Ganadora del XXXI Premio SGAE de Teatro Jardiel Poncela, Primera sangre, que se define en su dosier de presentación como una mezcla de “memorial, documento, autoficción, thriller y cuento de fantasmas”, quiere ser, en palabras de su creadora, “un monumento fúnebre-poético a las víctimas de la violencia sexual, casi a modo de ofrenda del día de muertos”. Es por eso por lo que en la propuesta juegan un importante papel la música, la danza y la plástica. Para obtener los resultados deseados, la directora ha contado en estas disciplinas con grandes profesionales como el escultor Enrique Marty, la escenógrafa Blanca Añón, el iluminador Marc Gonzalo, el coreógrafo Joaquín Abella o el sonidista Peter Memmer.

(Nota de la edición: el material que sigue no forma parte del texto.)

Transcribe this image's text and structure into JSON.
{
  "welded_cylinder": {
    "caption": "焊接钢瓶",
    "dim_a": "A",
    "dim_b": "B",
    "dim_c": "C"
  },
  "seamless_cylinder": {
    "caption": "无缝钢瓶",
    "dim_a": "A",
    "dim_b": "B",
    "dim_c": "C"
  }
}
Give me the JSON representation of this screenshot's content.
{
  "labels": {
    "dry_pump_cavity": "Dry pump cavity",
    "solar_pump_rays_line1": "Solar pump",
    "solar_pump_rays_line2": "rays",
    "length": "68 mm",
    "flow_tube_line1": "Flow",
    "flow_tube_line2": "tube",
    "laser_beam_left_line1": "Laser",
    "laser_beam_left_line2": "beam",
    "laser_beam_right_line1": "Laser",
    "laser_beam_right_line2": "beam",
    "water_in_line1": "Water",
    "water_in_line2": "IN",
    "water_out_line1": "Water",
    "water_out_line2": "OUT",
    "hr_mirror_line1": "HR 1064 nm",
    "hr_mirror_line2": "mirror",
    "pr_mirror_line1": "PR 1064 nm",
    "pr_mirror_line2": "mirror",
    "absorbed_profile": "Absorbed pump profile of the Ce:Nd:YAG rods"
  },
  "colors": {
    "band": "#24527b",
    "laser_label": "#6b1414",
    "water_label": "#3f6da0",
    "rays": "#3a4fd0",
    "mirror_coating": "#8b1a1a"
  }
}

De manera que la linealidad narrativa de la historia, centrada en las pesquisas del policía, se verá interrumpida o complementada por otros lenguajes menos discursivos. “Frente a la narración que se hace en otro tipo de manifestaciones artísticas, el teatro tiene la ventaja, o desventaja, de ser también rito o ceremonia -afirma Velasco-. Por eso hay una serie de digresiones que van hacia la danza o hacia la música. Es en realidad lo que ya hacían los griegos desde tiempos inmemoriales, aunque ahora lo llamemos ‘posdrama’. Cuando vamos al teatro, vamos a un ágora de reflexión y vamos también a una especie de bacanal o de orgía sensorial. Para mí esas digresiones son quizá lo más genuino del teatro; es algo que nos podemos permitir aquí, en el teatro, pero no en HBO o en Netflix”.